くまねこさん

ツイスターズのくまねこさんのレビュー・感想・評価

ツイスターズ(2024年製作の映画)
3.8
「ツイスターズ」を丸の内ピカデリーで鑑賞。エンタメ感が強いディザスター映画であり、ストーリー、脚本、キャラ設定、撮影など非常に丁寧でバランスが良い作品だった!

大暴れする巨大竜巻も注目だが、素晴らしいのは、分かりやすく、オーソドックスなストーリー展開とバランスの巧さだと思う。

主人公ケイトの悔恨の念からはじまり、竜巻カウボーイチェイサー、タイラーの粗野な言動、振舞いを抑え、自身の人間性を滲ませていく成長もよい。

ケイト&ハビとのバディ解消→ビジネスより人々を助けようと行動するハビの改心も素晴らしい。
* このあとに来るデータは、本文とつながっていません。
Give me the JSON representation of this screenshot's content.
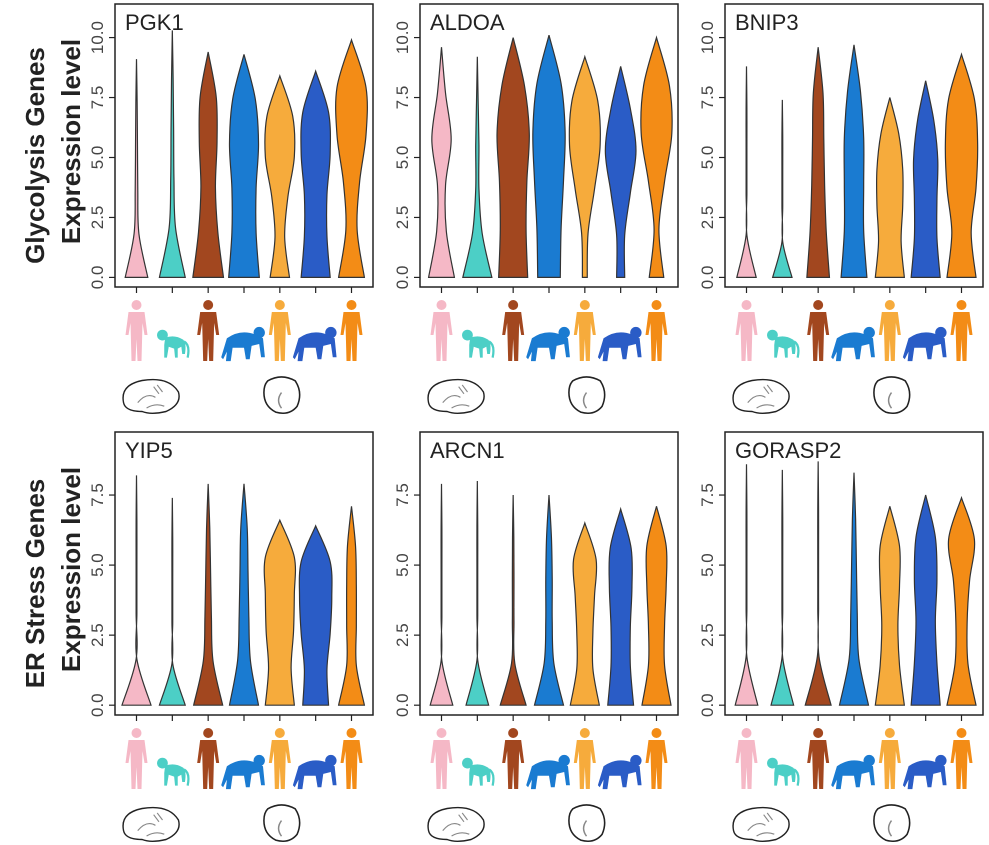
{
  "rows": [
    {
      "title": "Glycolysis Genes",
      "ylabel": "Expression level"
    },
    {
      "title": "ER Stress Genes",
      "ylabel": "Expression level"
    }
  ],
  "chart_data": [
    {
      "type": "violin",
      "title": "PGK1",
      "ylim": [
        -0.4,
        11.4
      ],
      "yticks": [
        {
          "value": 0,
          "label": "0.0"
        },
        2.5,
        {
          "value": 5,
          "label": "5.0"
        },
        7.5,
        {
          "value": 10,
          "label": "10.0"
        }
      ],
      "violins": [
        {
          "color": "#f5b8c6",
          "min": 0,
          "max": 9.1,
          "density": [
            0.7,
            0.15,
            0.08,
            0.06,
            0.04,
            0
          ]
        },
        {
          "color": "#4ccfc6",
          "min": 0,
          "max": 10.3,
          "density": [
            0.8,
            0.2,
            0.1,
            0.08,
            0.05,
            0
          ]
        },
        {
          "color": "#a2471f",
          "min": 0,
          "max": 9.4,
          "density": [
            0.95,
            0.6,
            0.45,
            0.55,
            0.5,
            0
          ]
        },
        {
          "color": "#1a7bd1",
          "min": 0,
          "max": 9.3,
          "density": [
            0.95,
            0.75,
            0.75,
            0.9,
            0.7,
            0
          ]
        },
        {
          "color": "#f6ab3c",
          "min": 0,
          "max": 8.4,
          "density": [
            0.6,
            0.3,
            0.5,
            0.9,
            0.8,
            0
          ]
        },
        {
          "color": "#2a5cc6",
          "min": 0,
          "max": 8.6,
          "density": [
            0.9,
            0.7,
            0.7,
            0.9,
            0.8,
            0
          ]
        },
        {
          "color": "#f38c16",
          "min": 0,
          "max": 9.9,
          "density": [
            0.8,
            0.35,
            0.5,
            0.9,
            0.9,
            0
          ]
        }
      ]
    },
    {
      "type": "violin",
      "title": "ALDOA",
      "ylim": [
        -0.4,
        11.4
      ],
      "yticks": [
        {
          "value": 0,
          "label": "0.0"
        },
        2.5,
        {
          "value": 5,
          "label": "5.0"
        },
        7.5,
        {
          "value": 10,
          "label": "10.0"
        }
      ],
      "violins": [
        {
          "color": "#f5b8c6",
          "min": 0,
          "max": 9.6,
          "density": [
            0.8,
            0.3,
            0.25,
            0.6,
            0.25,
            0
          ]
        },
        {
          "color": "#4ccfc6",
          "min": 0,
          "max": 9.2,
          "density": [
            0.9,
            0.3,
            0.1,
            0.1,
            0.05,
            0
          ]
        },
        {
          "color": "#a2471f",
          "min": 0,
          "max": 10.0,
          "density": [
            0.9,
            0.8,
            0.85,
            1,
            0.7,
            0
          ]
        },
        {
          "color": "#1a7bd1",
          "min": 0,
          "max": 10.1,
          "density": [
            0.7,
            0.75,
            0.9,
            1,
            0.75,
            0
          ]
        },
        {
          "color": "#f6ab3c",
          "min": 0,
          "max": 9.2,
          "density": [
            0.15,
            0.2,
            0.6,
            0.95,
            0.8,
            0
          ]
        },
        {
          "color": "#2a5cc6",
          "min": 0,
          "max": 8.8,
          "density": [
            0.25,
            0.25,
            0.6,
            0.95,
            0.6,
            0
          ]
        },
        {
          "color": "#f38c16",
          "min": 0,
          "max": 10.0,
          "density": [
            0.45,
            0.15,
            0.5,
            0.95,
            0.8,
            0
          ]
        }
      ]
    },
    {
      "type": "violin",
      "title": "BNIP3",
      "ylim": [
        -0.4,
        11.4
      ],
      "yticks": [
        {
          "value": 0,
          "label": "0.0"
        },
        2.5,
        {
          "value": 5,
          "label": "5.0"
        },
        7.5,
        {
          "value": 10,
          "label": "10.0"
        }
      ],
      "violins": [
        {
          "color": "#f5b8c6",
          "min": 0,
          "max": 8.8,
          "density": [
            0.6,
            0.02,
            0.02,
            0.02,
            0.02,
            0
          ]
        },
        {
          "color": "#4ccfc6",
          "min": 0,
          "max": 7.4,
          "density": [
            0.6,
            0.02,
            0.02,
            0.02,
            0.02,
            0
          ]
        },
        {
          "color": "#a2471f",
          "min": 0,
          "max": 9.6,
          "density": [
            0.7,
            0.5,
            0.4,
            0.35,
            0.3,
            0
          ]
        },
        {
          "color": "#1a7bd1",
          "min": 0,
          "max": 9.7,
          "density": [
            0.8,
            0.6,
            0.6,
            0.6,
            0.4,
            0
          ]
        },
        {
          "color": "#f6ab3c",
          "min": 0,
          "max": 7.5,
          "density": [
            0.9,
            0.7,
            0.8,
            0.8,
            0.55,
            0
          ]
        },
        {
          "color": "#2a5cc6",
          "min": 0,
          "max": 8.2,
          "density": [
            0.9,
            0.7,
            0.7,
            0.75,
            0.5,
            0
          ]
        },
        {
          "color": "#f38c16",
          "min": 0,
          "max": 9.3,
          "density": [
            0.9,
            0.6,
            0.9,
            1,
            0.8,
            0
          ]
        }
      ]
    },
    {
      "type": "violin",
      "title": "YIP5",
      "ylim": [
        -0.35,
        9.75
      ],
      "yticks": [
        {
          "value": 0,
          "label": "0.0"
        },
        2.5,
        {
          "value": 5,
          "label": "5.0"
        },
        7.5
      ],
      "violins": [
        {
          "color": "#f5b8c6",
          "min": 0,
          "max": 8.2,
          "density": [
            0.9,
            0.02,
            0.02,
            0.02,
            0.02,
            0
          ]
        },
        {
          "color": "#4ccfc6",
          "min": 0,
          "max": 7.4,
          "density": [
            0.8,
            0.02,
            0.02,
            0.02,
            0.02,
            0
          ]
        },
        {
          "color": "#a2471f",
          "min": 0,
          "max": 7.9,
          "density": [
            0.9,
            0.3,
            0.2,
            0.15,
            0.1,
            0
          ]
        },
        {
          "color": "#1a7bd1",
          "min": 0,
          "max": 7.9,
          "density": [
            0.9,
            0.4,
            0.3,
            0.25,
            0.2,
            0
          ]
        },
        {
          "color": "#f6ab3c",
          "min": 0,
          "max": 6.6,
          "density": [
            0.9,
            0.7,
            0.85,
            0.9,
            0.9,
            0
          ]
        },
        {
          "color": "#2a5cc6",
          "min": 0,
          "max": 6.4,
          "density": [
            0.8,
            0.7,
            0.9,
            1,
            0.9,
            0
          ]
        },
        {
          "color": "#f38c16",
          "min": 0,
          "max": 7.1,
          "density": [
            0.8,
            0.3,
            0.3,
            0.3,
            0.25,
            0
          ]
        }
      ]
    },
    {
      "type": "violin",
      "title": "ARCN1",
      "ylim": [
        -0.35,
        9.75
      ],
      "yticks": [
        {
          "value": 0,
          "label": "0.0"
        },
        2.5,
        {
          "value": 5,
          "label": "5.0"
        },
        7.5
      ],
      "violins": [
        {
          "color": "#f5b8c6",
          "min": 0,
          "max": 7.9,
          "density": [
            0.7,
            0.02,
            0.02,
            0.02,
            0.02,
            0
          ]
        },
        {
          "color": "#4ccfc6",
          "min": 0,
          "max": 8.0,
          "density": [
            0.7,
            0.02,
            0.02,
            0.02,
            0.02,
            0
          ]
        },
        {
          "color": "#a2471f",
          "min": 0,
          "max": 7.5,
          "density": [
            0.8,
            0.1,
            0.05,
            0.05,
            0.04,
            0
          ]
        },
        {
          "color": "#1a7bd1",
          "min": 0,
          "max": 7.5,
          "density": [
            0.9,
            0.3,
            0.2,
            0.2,
            0.15,
            0
          ]
        },
        {
          "color": "#f6ab3c",
          "min": 0,
          "max": 6.5,
          "density": [
            0.9,
            0.5,
            0.5,
            0.6,
            0.7,
            0
          ]
        },
        {
          "color": "#2a5cc6",
          "min": 0,
          "max": 7.0,
          "density": [
            0.8,
            0.6,
            0.6,
            0.7,
            0.65,
            0
          ]
        },
        {
          "color": "#f38c16",
          "min": 0,
          "max": 7.1,
          "density": [
            0.9,
            0.5,
            0.5,
            0.6,
            0.6,
            0
          ]
        }
      ]
    },
    {
      "type": "violin",
      "title": "GORASP2",
      "ylim": [
        -0.35,
        9.75
      ],
      "yticks": [
        {
          "value": 0,
          "label": "0.0"
        },
        2.5,
        {
          "value": 5,
          "label": "5.0"
        },
        7.5
      ],
      "violins": [
        {
          "color": "#f5b8c6",
          "min": 0,
          "max": 8.6,
          "density": [
            0.7,
            0.02,
            0.02,
            0.02,
            0.02,
            0
          ]
        },
        {
          "color": "#4ccfc6",
          "min": 0,
          "max": 8.4,
          "density": [
            0.7,
            0.02,
            0.02,
            0.02,
            0.02,
            0
          ]
        },
        {
          "color": "#a2471f",
          "min": 0,
          "max": 8.7,
          "density": [
            0.8,
            0.05,
            0.02,
            0.02,
            0.02,
            0
          ]
        },
        {
          "color": "#1a7bd1",
          "min": 0,
          "max": 8.3,
          "density": [
            0.9,
            0.3,
            0.2,
            0.15,
            0.1,
            0
          ]
        },
        {
          "color": "#f6ab3c",
          "min": 0,
          "max": 7.1,
          "density": [
            0.9,
            0.6,
            0.5,
            0.6,
            0.6,
            0
          ]
        },
        {
          "color": "#2a5cc6",
          "min": 0,
          "max": 7.5,
          "density": [
            0.9,
            0.7,
            0.6,
            0.7,
            0.6,
            0
          ]
        },
        {
          "color": "#f38c16",
          "min": 0,
          "max": 7.4,
          "density": [
            0.9,
            0.4,
            0.35,
            0.5,
            0.8,
            0
          ]
        }
      ]
    }
  ]
}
その直後に、過去の後悔を乗り越えようと竜巻に対峙・対決するケイトの行動も感動的。

「オズの魔法使」オマージュなチーム名や、町の映画館で上映されてた「フランケンシュタイン」を巨大竜巻という怪物が蹴散らす描写も示唆的。

前作「ミナリ」があんなに地味で静かな作品だったのに、こんな凶暴な竜巻映画を35mmフィルムでエンタメ感一杯に撮れるとは驚いた!
また、原案には「オンリー・ザ・ブレイブ」、「トップガン マーヴェリック」のジョセフ・コシンスキー監督が参加してるのも非常に納得。
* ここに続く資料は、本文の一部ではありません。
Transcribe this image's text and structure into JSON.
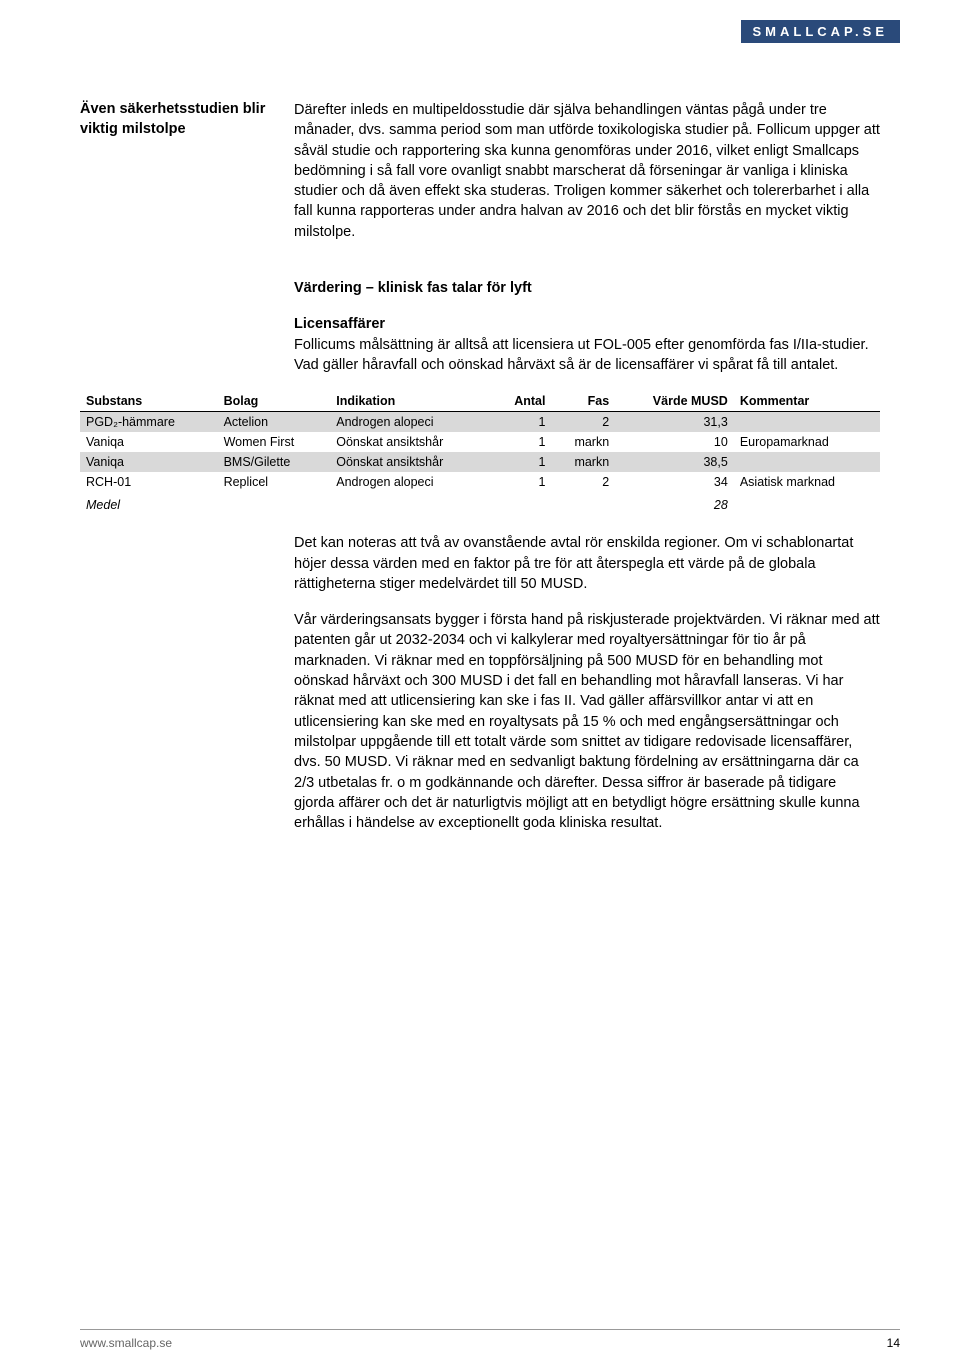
{
  "logo": "SMALLCAP.SE",
  "sidebar_note": "Även säkerhetsstudien blir viktig milstolpe",
  "paragraph_intro": "Därefter inleds en multipeldosstudie där själva behandlingen väntas pågå under tre månader, dvs. samma period som man utförde toxikologiska studier på. Follicum uppger att såväl studie och rapportering ska kunna genomföras under 2016, vilket enligt Smallcaps bedömning i så fall vore ovanligt snabbt marscherat då förseningar är vanliga i kliniska studier och då även effekt ska studeras. Troligen kommer säkerhet och tolererbarhet i alla fall kunna rapporteras under andra halvan av 2016 och det blir förstås en mycket viktig milstolpe.",
  "heading_valuation": "Värdering – klinisk fas talar för lyft",
  "subheading_licens": "Licensaffärer",
  "paragraph_licens": "Follicums målsättning är alltså att licensiera ut FOL-005 efter genomförda fas I/IIa-studier. Vad gäller håravfall och oönskad hårväxt så är de licensaffärer vi spårat få till antalet.",
  "table": {
    "columns": [
      "Substans",
      "Bolag",
      "Indikation",
      "Antal",
      "Fas",
      "Värde MUSD",
      "Kommentar"
    ],
    "rows": [
      {
        "shaded": true,
        "cells": [
          "PGD₂-hämmare",
          "Actelion",
          "Androgen alopeci",
          "1",
          "2",
          "31,3",
          ""
        ]
      },
      {
        "shaded": false,
        "cells": [
          "Vaniqa",
          "Women First",
          "Oönskat ansiktshår",
          "1",
          "markn",
          "10",
          "Europamarknad"
        ]
      },
      {
        "shaded": true,
        "cells": [
          "Vaniqa",
          "BMS/Gilette",
          "Oönskat ansiktshår",
          "1",
          "markn",
          "38,5",
          ""
        ]
      },
      {
        "shaded": false,
        "cells": [
          "RCH-01",
          "Replicel",
          "Androgen alopeci",
          "1",
          "2",
          "34",
          "Asiatisk marknad"
        ]
      }
    ],
    "medel_label": "Medel",
    "medel_value": "28"
  },
  "paragraph_after_table_1": "Det kan noteras att två av ovanstående avtal rör enskilda regioner. Om vi schablonartat höjer dessa värden med en faktor på tre för att återspegla ett värde på de globala rättigheterna stiger medelvärdet till 50 MUSD.",
  "paragraph_after_table_2": "Vår värderingsansats bygger i första hand på riskjusterade projektvärden. Vi räknar med att patenten går ut 2032-2034 och vi kalkylerar med royaltyersättningar för tio år på marknaden. Vi räknar med en toppförsäljning på 500 MUSD för en behandling mot oönskad hårväxt och 300 MUSD i det fall en behandling mot håravfall lanseras. Vi har räknat med att utlicensiering kan ske i fas II. Vad gäller affärsvillkor antar vi att en utlicensiering kan ske med en royaltysats på 15 % och med engångsersättningar och milstolpar uppgående till ett totalt värde som snittet av tidigare redovisade licensaffärer, dvs. 50 MUSD. Vi räknar med en sedvanligt baktung fördelning av ersättningarna där ca 2/3 utbetalas fr. o m godkännande och därefter. Dessa siffror är baserade på tidigare gjorda affärer och det är naturligtvis möjligt att en betydligt högre ersättning skulle kunna erhållas i händelse av exceptionellt goda kliniska resultat.",
  "footer_url": "www.smallcap.se",
  "page_number": "14"
}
タイラーがケイトの実家に突然現れた時に感じた、悪い意味での木村拓哉と松たか子のような「月9感」には少々苛ついたが、恋愛要素を排除したのは正解。(S.スピルバーグ氏のアドバイスがあったとの事)

ケイトが大活躍するクライマックスでの竜巻との対決はヒーロー感があり、従来の性役割が反転しており現代的で好感。
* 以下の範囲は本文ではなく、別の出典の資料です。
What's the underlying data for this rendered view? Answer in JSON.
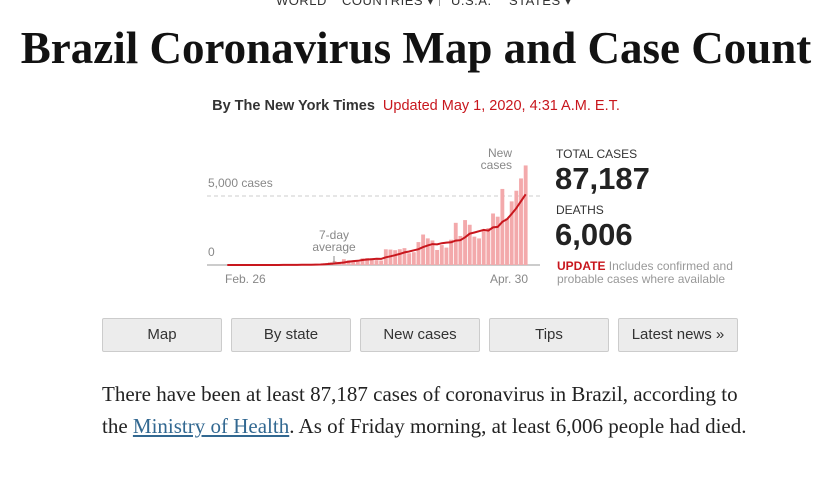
{
  "nav": [
    "WORLD",
    "COUNTRIES ▾",
    "U.S.A.",
    "STATES ▾"
  ],
  "title": "Brazil Coronavirus Map and Case Count",
  "byline": "By The New York Times",
  "updated": "Updated May 1, 2020, 4:31 A.M. E.T.",
  "chart_data": {
    "type": "bar",
    "categories": [
      "Feb. 26",
      null,
      null,
      null,
      null,
      null,
      null,
      null,
      null,
      null,
      null,
      null,
      null,
      null,
      null,
      null,
      null,
      null,
      null,
      null,
      null,
      null,
      null,
      null,
      null,
      null,
      null,
      null,
      null,
      null,
      null,
      null,
      null,
      null,
      null,
      null,
      null,
      null,
      null,
      null,
      null,
      null,
      null,
      null,
      null,
      null,
      null,
      null,
      null,
      null,
      null,
      null,
      null,
      null,
      null,
      null,
      null,
      null,
      null,
      null,
      null,
      null,
      null,
      null,
      "Apr. 30"
    ],
    "series": [
      {
        "name": "New cases",
        "color": "#f3a9ab",
        "values": [
          1,
          0,
          1,
          0,
          0,
          0,
          0,
          1,
          0,
          5,
          5,
          6,
          5,
          5,
          18,
          18,
          25,
          21,
          23,
          79,
          57,
          137,
          193,
          283,
          224,
          418,
          345,
          310,
          232,
          482,
          502,
          487,
          352,
          323,
          1138,
          1119,
          1074,
          1146,
          1222,
          852,
          926,
          1661,
          2210,
          1930,
          1781,
          1089,
          1442,
          1261,
          1832,
          3058,
          2105,
          3257,
          2917,
          2055,
          1927,
          2498,
          2678,
          3735,
          3503,
          5514,
          3379,
          4613,
          5385,
          6276,
          7218
        ]
      },
      {
        "name": "7-day average",
        "color": "#c8161d",
        "values": [
          0,
          0,
          0,
          0,
          0,
          0,
          0,
          0,
          1,
          2,
          2,
          3,
          4,
          4,
          6,
          9,
          12,
          15,
          16,
          27,
          34,
          51,
          78,
          116,
          143,
          184,
          237,
          281,
          305,
          363,
          401,
          423,
          447,
          442,
          559,
          629,
          714,
          806,
          911,
          982,
          1068,
          1143,
          1299,
          1421,
          1512,
          1493,
          1577,
          1625,
          1649,
          1770,
          1795,
          2006,
          2267,
          2355,
          2450,
          2545,
          2491,
          2724,
          2759,
          3130,
          3319,
          3703,
          4115,
          4629,
          5127
        ]
      }
    ],
    "annotations": [
      [
        "New",
        "cases"
      ],
      [
        "7-day",
        "average"
      ]
    ],
    "ylim": [
      0,
      8700
    ],
    "yticks": [
      0,
      {
        "value": 5000,
        "label": "5,000 cases"
      }
    ],
    "grid": true
  },
  "stats": {
    "cases_label": "TOTAL CASES",
    "cases": "87,187",
    "deaths_label": "DEATHS",
    "deaths": "6,006",
    "update_label": "UPDATE",
    "update_note": "Includes confirmed and probable cases where available"
  },
  "buttons": [
    "Map",
    "By state",
    "New cases",
    "Tips",
    "Latest news »"
  ],
  "paragraph": [
    "There have been at least 87,187 cases of coronavirus in Brazil, according to the ",
    "Ministry of Health",
    ". As of Friday morning, at least 6,006 people had died."
  ]
}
ラストの空港での固定ドリルのギャグも楽しいが、直後の主人公たちの寸止め感、恋愛に行きそうで行かない絶妙なラストは、次回作の想像を掻き立てる丁度良い着地かも。

個人的には、4DXで観ても良かったかも知れない。もう少し怖い体験が欲しかった。

ケイト役、デイジー・エドガー=ジョーンズが前作「ザリガニのなくところ」以上に素晴らしく更に好きになった。